U.S. Army secretary to visit S. Korea

August 1, 2016

WASHINGTON, July 31 (Yonhap) — U.S. Secretary of the Army Eric Fanning is due in South Korea on Monday on a trip that includes a visit to the U.S. Army unit set to operate the THAAD missile defense system to be deployed by the Asian ally.

Fanning’s three-day trip to South Korea is part of his swing through the region that also includes stops in Hawaii, Guam, Malaysia and Japan. It is Fanning’s first trip to the region since taking office as secretary in May.

U.S. officials declined to provide details on Fanning’s itinerary, but sources in Seoul have said he is expected to visit the Eighth Army’s 35th Air Defense Artillery Brigade that is expected to operate the Terminal High Altitude Area Defense (THAAD) unit to be deployed in the South’s southeastern town of Seonju.

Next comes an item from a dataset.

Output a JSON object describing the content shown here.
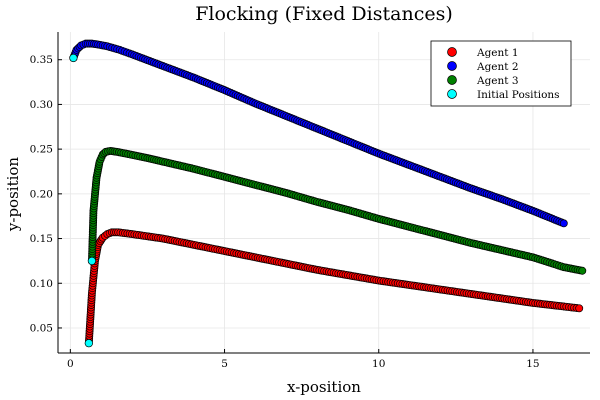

He is also expected to visit other Army units and hold talks with South Korean officials.

In early July, South Korea and the United States jointly announced a decision to put a THAAD battery in the South to cope with North Korean missile threats. The decision marked an official end to years of soul-searching by Seoul over how to deal with the sensitive issue amid Chinese claims the system can be used against it.

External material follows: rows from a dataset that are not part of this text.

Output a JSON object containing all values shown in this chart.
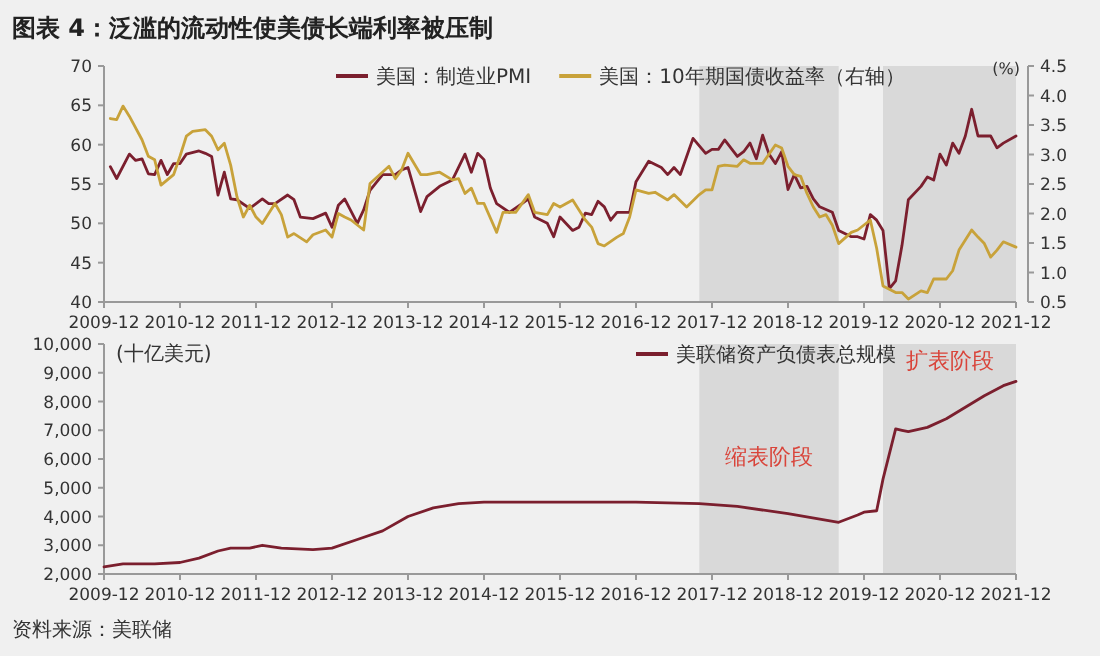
{
  "chart_data": [
    {
      "type": "line",
      "title": "图表 4：泛滥的流动性使美债长端利率被压制",
      "y2label": "(%)",
      "legend": "top",
      "xlim": [
        "2009-12",
        "2021-12"
      ],
      "xticks": [
        "2009-12",
        "2010-12",
        "2011-12",
        "2012-12",
        "2013-12",
        "2014-12",
        "2015-12",
        "2016-12",
        "2017-12",
        "2018-12",
        "2019-12",
        "2020-12",
        "2021-12"
      ],
      "ylim": [
        40,
        70
      ],
      "yticks": [
        40,
        45,
        50,
        55,
        60,
        65,
        70
      ],
      "y2lim": [
        0.5,
        4.5
      ],
      "y2ticks": [
        0.5,
        {
          "value": 1,
          "label": "1.0"
        },
        1.5,
        {
          "value": 2,
          "label": "2.0"
        },
        2.5,
        {
          "value": 3,
          "label": "3.0"
        },
        3.5,
        {
          "value": 4,
          "label": "4.0"
        },
        4.5
      ],
      "bands": [
        {
          "axis": "x",
          "from": "2017-10",
          "to": "2019-08",
          "color": "#d9d9d9"
        },
        {
          "axis": "x",
          "from": "2020-03",
          "to": "2021-12",
          "color": "#d9d9d9"
        }
      ],
      "series": [
        {
          "name": "美国：制造业PMI",
          "color": "#7b1f2e",
          "x": [
            "2010-01",
            "2010-02",
            "2010-04",
            "2010-05",
            "2010-06",
            "2010-07",
            "2010-08",
            "2010-09",
            "2010-10",
            "2010-11",
            "2010-12",
            "2011-01",
            "2011-03",
            "2011-04",
            "2011-05",
            "2011-06",
            "2011-07",
            "2011-08",
            "2011-09",
            "2011-11",
            "2012-01",
            "2012-02",
            "2012-03",
            "2012-05",
            "2012-06",
            "2012-07",
            "2012-09",
            "2012-11",
            "2012-12",
            "2013-01",
            "2013-02",
            "2013-04",
            "2013-05",
            "2013-06",
            "2013-08",
            "2013-10",
            "2013-11",
            "2013-12",
            "2014-02",
            "2014-03",
            "2014-05",
            "2014-07",
            "2014-09",
            "2014-10",
            "2014-11",
            "2014-12",
            "2015-01",
            "2015-02",
            "2015-04",
            "2015-06",
            "2015-07",
            "2015-08",
            "2015-10",
            "2015-11",
            "2015-12",
            "2016-02",
            "2016-03",
            "2016-04",
            "2016-05",
            "2016-06",
            "2016-07",
            "2016-08",
            "2016-09",
            "2016-11",
            "2016-12",
            "2017-02",
            "2017-04",
            "2017-05",
            "2017-06",
            "2017-07",
            "2017-08",
            "2017-09",
            "2017-11",
            "2017-12",
            "2018-01",
            "2018-02",
            "2018-04",
            "2018-05",
            "2018-06",
            "2018-07",
            "2018-08",
            "2018-09",
            "2018-10",
            "2018-11",
            "2018-12",
            "2019-01",
            "2019-02",
            "2019-03",
            "2019-04",
            "2019-05",
            "2019-07",
            "2019-08",
            "2019-10",
            "2019-11",
            "2019-12",
            "2020-01",
            "2020-02",
            "2020-03",
            "2020-04",
            "2020-05",
            "2020-06",
            "2020-07",
            "2020-09",
            "2020-10",
            "2020-11",
            "2020-12",
            "2021-01",
            "2021-02",
            "2021-03",
            "2021-04",
            "2021-05",
            "2021-06",
            "2021-08",
            "2021-09",
            "2021-10",
            "2021-12"
          ],
          "values": [
            57.2,
            55.7,
            58.8,
            58.0,
            58.2,
            56.3,
            56.2,
            58.0,
            56.2,
            57.6,
            57.6,
            58.8,
            59.2,
            58.9,
            58.5,
            53.6,
            56.5,
            53.1,
            53.0,
            51.9,
            53.1,
            52.5,
            52.5,
            53.6,
            53.0,
            50.8,
            50.6,
            51.3,
            49.5,
            52.3,
            53.1,
            50.0,
            51.7,
            54.2,
            56.2,
            56.2,
            56.8,
            57.1,
            51.5,
            53.4,
            54.7,
            55.5,
            58.8,
            56.5,
            58.9,
            58.1,
            54.5,
            52.5,
            51.4,
            52.5,
            53.1,
            50.8,
            50.0,
            48.3,
            50.8,
            49.1,
            49.5,
            51.3,
            51.1,
            52.8,
            52.1,
            50.4,
            51.4,
            51.4,
            55.3,
            57.9,
            57.1,
            56.2,
            57.1,
            56.2,
            58.5,
            60.8,
            58.9,
            59.4,
            59.4,
            60.6,
            58.5,
            59.1,
            60.2,
            58.2,
            61.2,
            58.8,
            57.6,
            59.1,
            54.3,
            56.2,
            54.5,
            54.7,
            53.1,
            52.1,
            51.4,
            49.1,
            48.3,
            48.3,
            48.0,
            51.1,
            50.4,
            49.1,
            41.7,
            42.7,
            47.2,
            53.0,
            54.7,
            55.9,
            55.5,
            58.8,
            57.4,
            60.2,
            58.9,
            61.1,
            64.5,
            61.1,
            61.1,
            59.6,
            60.2,
            61.1
          ]
        },
        {
          "name": "美国：10年期国债收益率（右轴）",
          "color": "#c8a23a",
          "axis": "y2",
          "x": [
            "2010-01",
            "2010-02",
            "2010-03",
            "2010-04",
            "2010-06",
            "2010-07",
            "2010-08",
            "2010-09",
            "2010-10",
            "2010-11",
            "2010-12",
            "2011-01",
            "2011-02",
            "2011-04",
            "2011-05",
            "2011-06",
            "2011-07",
            "2011-08",
            "2011-09",
            "2011-10",
            "2011-11",
            "2011-12",
            "2012-01",
            "2012-03",
            "2012-04",
            "2012-05",
            "2012-06",
            "2012-08",
            "2012-09",
            "2012-11",
            "2012-12",
            "2013-01",
            "2013-02",
            "2013-03",
            "2013-05",
            "2013-06",
            "2013-09",
            "2013-10",
            "2013-11",
            "2013-12",
            "2014-02",
            "2014-03",
            "2014-05",
            "2014-07",
            "2014-08",
            "2014-09",
            "2014-10",
            "2014-11",
            "2014-12",
            "2015-02",
            "2015-03",
            "2015-05",
            "2015-07",
            "2015-08",
            "2015-10",
            "2015-11",
            "2015-12",
            "2016-02",
            "2016-04",
            "2016-05",
            "2016-06",
            "2016-07",
            "2016-09",
            "2016-10",
            "2016-11",
            "2016-12",
            "2017-02",
            "2017-03",
            "2017-05",
            "2017-06",
            "2017-08",
            "2017-10",
            "2017-11",
            "2017-12",
            "2018-01",
            "2018-02",
            "2018-04",
            "2018-05",
            "2018-06",
            "2018-08",
            "2018-10",
            "2018-11",
            "2018-12",
            "2019-01",
            "2019-02",
            "2019-03",
            "2019-04",
            "2019-05",
            "2019-06",
            "2019-07",
            "2019-08",
            "2019-10",
            "2019-11",
            "2020-01",
            "2020-02",
            "2020-03",
            "2020-05",
            "2020-06",
            "2020-07",
            "2020-09",
            "2020-10",
            "2020-11",
            "2021-01",
            "2021-02",
            "2021-03",
            "2021-05",
            "2021-06",
            "2021-07",
            "2021-08",
            "2021-09",
            "2021-10",
            "2021-12"
          ],
          "values": [
            3.61,
            3.59,
            3.82,
            3.65,
            3.25,
            2.97,
            2.91,
            2.48,
            2.57,
            2.66,
            2.97,
            3.31,
            3.39,
            3.42,
            3.31,
            3.08,
            3.19,
            2.82,
            2.28,
            1.94,
            2.14,
            1.94,
            1.83,
            2.17,
            1.98,
            1.6,
            1.66,
            1.52,
            1.64,
            1.72,
            1.6,
            2.0,
            1.94,
            1.89,
            1.72,
            2.51,
            2.8,
            2.59,
            2.74,
            3.02,
            2.66,
            2.66,
            2.7,
            2.57,
            2.59,
            2.34,
            2.43,
            2.17,
            2.17,
            1.68,
            2.02,
            2.02,
            2.32,
            2.02,
            1.98,
            2.17,
            2.11,
            2.23,
            1.89,
            1.77,
            1.49,
            1.45,
            1.6,
            1.66,
            1.94,
            2.4,
            2.34,
            2.36,
            2.23,
            2.32,
            2.11,
            2.32,
            2.4,
            2.4,
            2.8,
            2.82,
            2.8,
            2.91,
            2.85,
            2.85,
            3.16,
            3.11,
            2.8,
            2.66,
            2.63,
            2.34,
            2.11,
            1.94,
            1.98,
            1.8,
            1.49,
            1.68,
            1.72,
            1.89,
            1.41,
            0.77,
            0.66,
            0.66,
            0.55,
            0.69,
            0.66,
            0.89,
            0.89,
            1.03,
            1.38,
            1.72,
            1.6,
            1.49,
            1.26,
            1.38,
            1.52,
            1.43
          ]
        }
      ]
    },
    {
      "type": "line",
      "ylabel": "(十亿美元)",
      "legend": "top right",
      "annotations": [
        "资料来源：美联储"
      ],
      "xlim": [
        "2009-12",
        "2021-12"
      ],
      "xticks": [
        "2009-12",
        "2010-12",
        "2011-12",
        "2012-12",
        "2013-12",
        "2014-12",
        "2015-12",
        "2016-12",
        "2017-12",
        "2018-12",
        "2019-12",
        "2020-12",
        "2021-12"
      ],
      "ylim": [
        2000,
        10000
      ],
      "yticks": [
        {
          "value": 2000,
          "label": "2,000"
        },
        {
          "value": 3000,
          "label": "3,000"
        },
        {
          "value": 4000,
          "label": "4,000"
        },
        {
          "value": 5000,
          "label": "5,000"
        },
        {
          "value": 6000,
          "label": "6,000"
        },
        {
          "value": 7000,
          "label": "7,000"
        },
        {
          "value": 8000,
          "label": "8,000"
        },
        {
          "value": 9000,
          "label": "9,000"
        },
        {
          "value": 10000,
          "label": "10,000"
        }
      ],
      "bands": [
        {
          "axis": "x",
          "from": "2017-10",
          "to": "2019-08",
          "color": "#d9d9d9",
          "label": "缩表阶段"
        },
        {
          "axis": "x",
          "from": "2020-03",
          "to": "2021-12",
          "color": "#d9d9d9",
          "label": "扩表阶段"
        }
      ],
      "series": [
        {
          "name": "美联储资产负债表总规模",
          "color": "#7b1f2e",
          "x": [
            "2009-12",
            "2010-03",
            "2010-08",
            "2010-12",
            "2011-03",
            "2011-06",
            "2011-08",
            "2011-11",
            "2012-01",
            "2012-04",
            "2012-09",
            "2012-12",
            "2013-04",
            "2013-08",
            "2013-12",
            "2014-04",
            "2014-08",
            "2014-12",
            "2015-12",
            "2016-12",
            "2017-10",
            "2018-04",
            "2018-12",
            "2019-08",
            "2019-11",
            "2019-12",
            "2020-02",
            "2020-03",
            "2020-05",
            "2020-06",
            "2020-07",
            "2020-10",
            "2021-01",
            "2021-04",
            "2021-07",
            "2021-10",
            "2021-12"
          ],
          "values": [
            2250,
            2350,
            2350,
            2400,
            2550,
            2800,
            2900,
            2900,
            3000,
            2900,
            2850,
            2900,
            3200,
            3500,
            4000,
            4300,
            4450,
            4500,
            4500,
            4500,
            4450,
            4350,
            4100,
            3800,
            4050,
            4150,
            4200,
            5300,
            7050,
            7000,
            6950,
            7100,
            7400,
            7800,
            8200,
            8550,
            8700
          ]
        }
      ]
    }
  ]
}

The U.S. had long desired to deploy THAAD in the South, but Seoul had wavered over whether to accept the deployment because of Chinese objections. The North’s fourth nuclear test in January and the long-range rocket launch the following month provided a strong impetus for the U.S. and South Korea to deploy the system.

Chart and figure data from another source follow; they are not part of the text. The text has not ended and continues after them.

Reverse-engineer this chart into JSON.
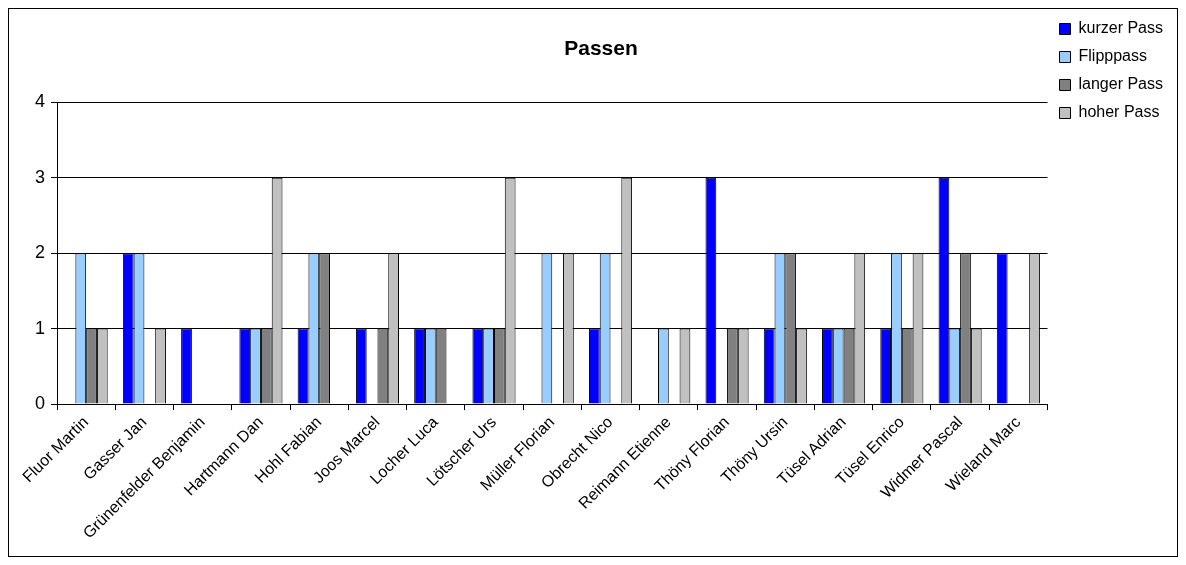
{
  "chart_data": {
    "type": "bar",
    "title": "Passen",
    "categories": [
      "Fluor Martin",
      "Gasser Jan",
      "Grünenfelder Benjamin",
      "Hartmann Dan",
      "Hohl Fabian",
      "Joos Marcel",
      "Locher Luca",
      "Lötscher Urs",
      "Müller Florian",
      "Obrecht Nico",
      "Reimann Etienne",
      "Thöny Florian",
      "Thöny Ursin",
      "Tüsel Adrian",
      "Tüsel Enrico",
      "Widmer Pascal",
      "Wieland Marc"
    ],
    "series": [
      {
        "name": "kurzer Pass",
        "color": "#0000ff",
        "values": [
          0,
          2,
          1,
          1,
          1,
          1,
          1,
          1,
          0,
          1,
          0,
          3,
          1,
          1,
          1,
          3,
          2
        ]
      },
      {
        "name": "Flipppass",
        "color": "#99ccff",
        "values": [
          2,
          2,
          0,
          1,
          2,
          0,
          1,
          1,
          2,
          2,
          1,
          0,
          2,
          1,
          2,
          1,
          0
        ]
      },
      {
        "name": "langer Pass",
        "color": "#808080",
        "values": [
          1,
          0,
          0,
          1,
          2,
          1,
          1,
          1,
          0,
          0,
          0,
          1,
          2,
          1,
          1,
          2,
          0
        ]
      },
      {
        "name": "hoher Pass",
        "color": "#c0c0c0",
        "values": [
          1,
          1,
          0,
          3,
          0,
          2,
          0,
          3,
          2,
          3,
          1,
          1,
          1,
          2,
          2,
          1,
          2
        ]
      }
    ],
    "ylim": [
      0,
      4
    ],
    "yticks": [
      0,
      1,
      2,
      3,
      4
    ],
    "grid": "y",
    "legend": "right"
  }
}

North Korea has been stepping up war threats in the runup to annual military exercises the U.S. and the South Korean militaries conduct jointly to test their preparedness against North Korean aggression.

Pyongyang routinely denounces such maneuvers as a rehearsal for invasion.

In Malaysia, Fanning was quoted as saying that the joint exercises with the South, set for late August, will go ahead as scheduled. He was also quoted by The Associated Press as saying that the exercises “contribute to stability, they don’t compete with stability.”